As Marguerite reports in Victory Cookbook (Chancellor Press, 2002), February 1952, saw the new Queen and her husband, Prince Phillip embark on a Commonwealth tour.
At that time, Britain still was far from having recovered from the ravages of WWII. Meat, the final rationed item, was not deregulated until June 1954. When at long last queuing for limited supplies of food was no longer necessary, people gleefully tore up their ration books.
The end of meat rationing was timely. A few months earlier, a disease had killed many of the nation's rabbits, particular in Kent, where the population was nearly wiped out. During the war and post-war years, rabbit had helped to eke out the few ounces of meat allocated to each person.
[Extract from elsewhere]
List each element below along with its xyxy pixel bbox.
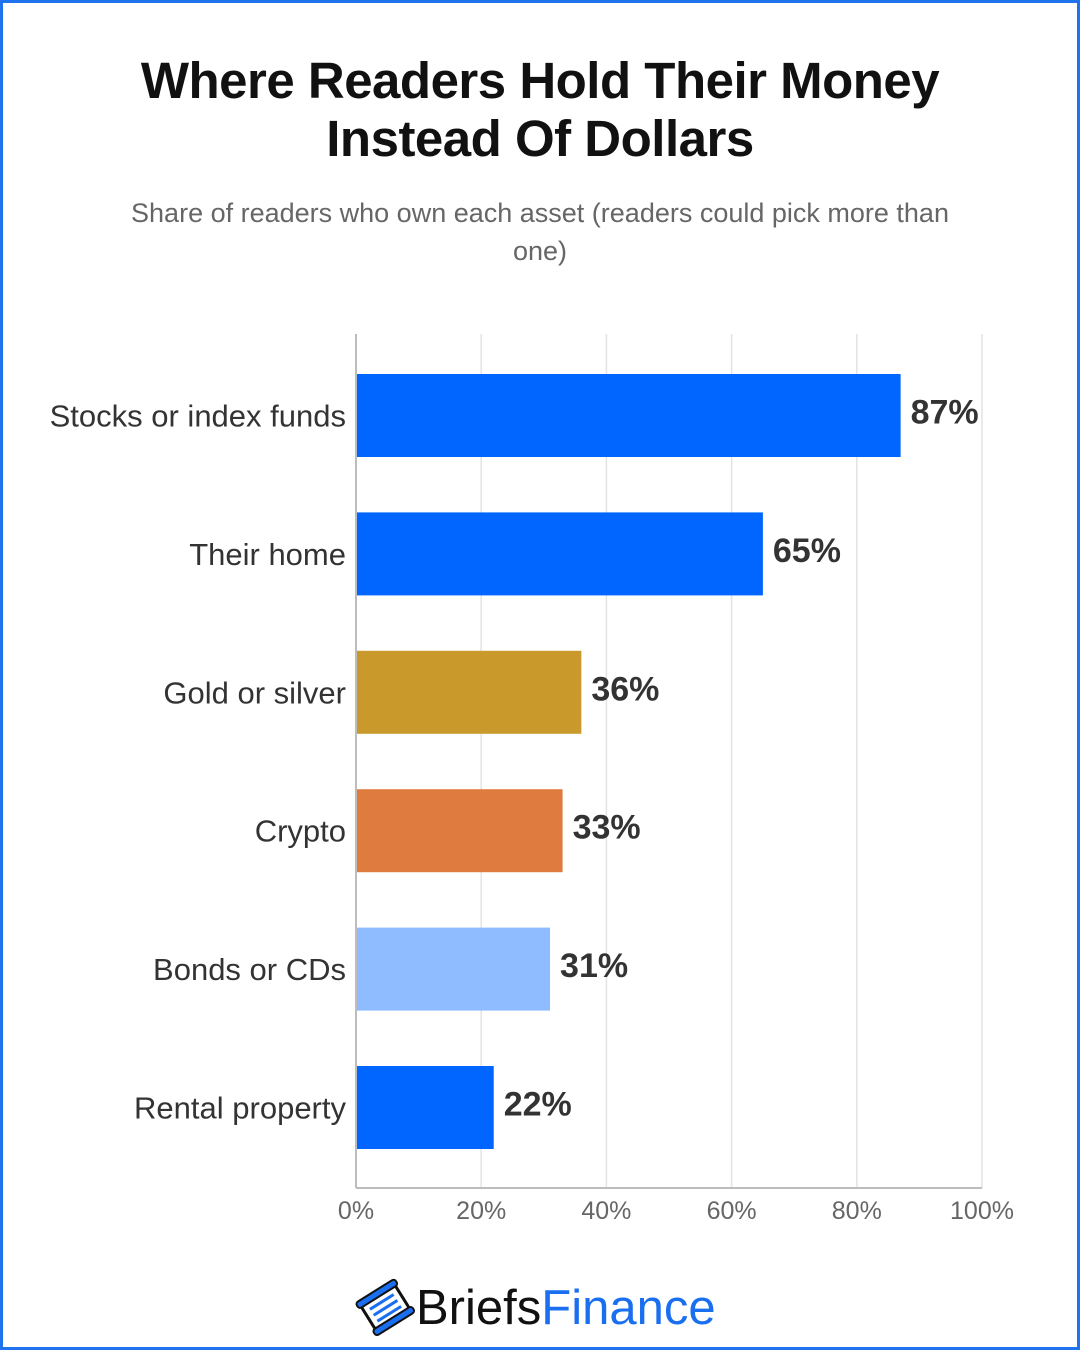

A month earlier, fats had been taken off the ration. This too was cause for celebration. Then a "frantic call" came to the food guru at Harrods, asking what to do with pastry that had turned sticky and greasy. During rationing, people had become unfamiliar with handling rich ingredients. They didn't know pastry had to be refrigerated between rollings.
Ms Patten had a cooking show on BBC Television, and during a period of freak weather conditions, an episode became visible in America. When a call came in reporting that US watchers could see "a dame making a pud," BBC and Marguerite Patten realized that hers was the first British broadcast to be received on US television by direct transmission.